As the world gets more and more connected facilitated by technology, more and more information becomes available that leads to forming varied opinions and perceptions around value.

At a lot of instances, customers use metal shortcuts while making decisions, often by looking at analogous products to evaluate relative value. A customer may view a $5 capuccino as a bargain if the other drinks on the menu are priced higher, yet the same $5 cup will look very expensive if it is surrounded by $2 alternatives.

Sometimes community held norms around fairness can limit the amount a pharmaceutical firm can charge, even if the drug is a life-saver with no viable alternative.

These anomalies and factors apart from rational calculation of value affect customer responses to prices in many different ways. The entire CONTEXT and PURCHASE SITUATION comes into play when customers evaluate the prices and value the derive out of the purchase.

Thus, a critical aspect of pricing strategy is the presentation of prices in ways that will influence perceptions to the seller's benefit. The journey from perception of prices and value and their perfect rational evaluation is filled with buyer's propensity to conserve time and mental capacity using imperfect, but convenient decision rules.

A marketer who understands these decision rules can often communicate value in a ways that lead buyers to evaluate them more favourably. These communications of value must account for whether the benefits to customers are psychological or monetary in nature.
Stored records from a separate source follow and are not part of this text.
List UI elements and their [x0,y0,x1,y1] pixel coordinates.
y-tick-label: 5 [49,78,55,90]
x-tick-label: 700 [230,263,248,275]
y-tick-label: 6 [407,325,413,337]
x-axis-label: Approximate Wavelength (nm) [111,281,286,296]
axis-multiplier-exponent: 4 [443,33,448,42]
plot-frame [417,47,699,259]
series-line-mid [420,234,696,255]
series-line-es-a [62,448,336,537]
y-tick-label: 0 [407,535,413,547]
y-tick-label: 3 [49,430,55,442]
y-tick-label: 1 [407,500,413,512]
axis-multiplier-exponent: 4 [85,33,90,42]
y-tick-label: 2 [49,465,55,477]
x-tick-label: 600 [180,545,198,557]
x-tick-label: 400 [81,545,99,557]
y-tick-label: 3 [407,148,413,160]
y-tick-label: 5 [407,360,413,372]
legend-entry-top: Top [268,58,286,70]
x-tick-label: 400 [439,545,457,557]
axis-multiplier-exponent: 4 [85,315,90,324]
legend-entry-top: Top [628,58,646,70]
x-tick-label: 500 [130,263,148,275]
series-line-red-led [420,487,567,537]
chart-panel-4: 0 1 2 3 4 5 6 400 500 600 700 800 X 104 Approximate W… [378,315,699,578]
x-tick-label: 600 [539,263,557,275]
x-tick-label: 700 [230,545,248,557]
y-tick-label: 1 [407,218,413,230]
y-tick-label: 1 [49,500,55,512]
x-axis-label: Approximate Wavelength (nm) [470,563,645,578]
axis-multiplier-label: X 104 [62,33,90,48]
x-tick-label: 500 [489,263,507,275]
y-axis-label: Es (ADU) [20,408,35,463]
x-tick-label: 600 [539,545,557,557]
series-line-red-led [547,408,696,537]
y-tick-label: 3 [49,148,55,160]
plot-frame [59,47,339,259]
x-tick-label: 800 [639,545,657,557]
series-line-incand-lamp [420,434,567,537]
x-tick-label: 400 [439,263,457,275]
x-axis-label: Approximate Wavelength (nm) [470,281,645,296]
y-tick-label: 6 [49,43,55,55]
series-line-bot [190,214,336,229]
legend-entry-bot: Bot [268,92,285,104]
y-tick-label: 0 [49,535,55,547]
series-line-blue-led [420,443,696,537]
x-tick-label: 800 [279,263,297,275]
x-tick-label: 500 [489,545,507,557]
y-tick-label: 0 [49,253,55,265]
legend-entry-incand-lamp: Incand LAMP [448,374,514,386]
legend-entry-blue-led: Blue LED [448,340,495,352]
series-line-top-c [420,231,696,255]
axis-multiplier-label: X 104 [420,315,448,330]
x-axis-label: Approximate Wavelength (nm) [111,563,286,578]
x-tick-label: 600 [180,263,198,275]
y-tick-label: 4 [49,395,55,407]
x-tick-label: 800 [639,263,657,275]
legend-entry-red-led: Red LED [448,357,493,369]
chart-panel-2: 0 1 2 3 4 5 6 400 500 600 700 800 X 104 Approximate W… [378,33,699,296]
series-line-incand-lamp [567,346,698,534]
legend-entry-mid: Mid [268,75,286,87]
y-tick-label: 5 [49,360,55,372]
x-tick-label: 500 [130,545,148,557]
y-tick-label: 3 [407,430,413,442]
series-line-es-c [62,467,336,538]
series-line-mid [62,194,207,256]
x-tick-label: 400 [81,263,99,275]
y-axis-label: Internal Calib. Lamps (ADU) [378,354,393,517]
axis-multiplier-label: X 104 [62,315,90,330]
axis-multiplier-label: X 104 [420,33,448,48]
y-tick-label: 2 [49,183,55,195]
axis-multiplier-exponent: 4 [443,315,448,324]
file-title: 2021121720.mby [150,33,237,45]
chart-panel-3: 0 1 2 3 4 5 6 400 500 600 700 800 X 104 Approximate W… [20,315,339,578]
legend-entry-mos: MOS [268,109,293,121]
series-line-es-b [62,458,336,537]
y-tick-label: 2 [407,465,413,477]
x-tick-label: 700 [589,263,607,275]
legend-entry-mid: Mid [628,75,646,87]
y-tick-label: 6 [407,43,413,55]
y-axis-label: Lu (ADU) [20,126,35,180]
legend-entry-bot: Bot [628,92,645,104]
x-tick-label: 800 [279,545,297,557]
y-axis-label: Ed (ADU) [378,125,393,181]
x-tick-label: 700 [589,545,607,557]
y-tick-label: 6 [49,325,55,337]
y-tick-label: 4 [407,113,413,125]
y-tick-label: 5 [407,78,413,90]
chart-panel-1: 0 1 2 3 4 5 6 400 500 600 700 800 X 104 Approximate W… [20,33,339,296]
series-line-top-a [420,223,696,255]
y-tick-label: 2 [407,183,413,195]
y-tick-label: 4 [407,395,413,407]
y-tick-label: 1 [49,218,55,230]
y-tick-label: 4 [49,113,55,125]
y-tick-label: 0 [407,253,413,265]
A marketer should be explicit about the quantified worth of the benefits of monetary value and implicit about the quantified worth of psychological benefits.

Price and value messages must also adopt for customers' stage in the decision making journey of the purchase. In the case of cellphone sales, whe the customers are at the information stage of the purchase journey, the value communication goal is to make the most differentiated and value creating features, such as screen size, data transfer speeds, pircture quality, salient for the customers.

As the customers move from the search stage to the fulfillment stage, the nature of messaging may shift from value to price as the marketers try to frame the prices in the most favourable ways possible. It should not come as a surprise when a cellular provider frames prices in terms of pennies a day rather that one big flat fee for complete product purchase. Even though Apple does not use pennies-per-day approach in their marketing strategy, a lot of buyers evaluate the price of an iPhone on this parameter by taking into account the overall useful life of the phone without degradation of processing speed. One customer in India buys the latest iPhone every 5 years by calculating its per day cost of ownership. This customer would be fine with paying INR 120K for the latest phone when they evaluate the cost per day at INR 66/- (for an average life of 5 years).

One research has demostrated that reframing prices in smaller units that are more easily compared with the flow of benefiits can significantly reduce customer price sensitivity.

The price framing of a coffee bag in terms of cost per cup is not an accident. It is an attempt to make customer evaluate per cup cost of coffee consumption at a cafe vs at home.

A marketers goal is to get right message, to the right person, at the right price point in the buying process.

A large part of this writeup is taken from 'The Strategy & Tactics Of Pricing' by Thomas T. Nagle & Georg Muller.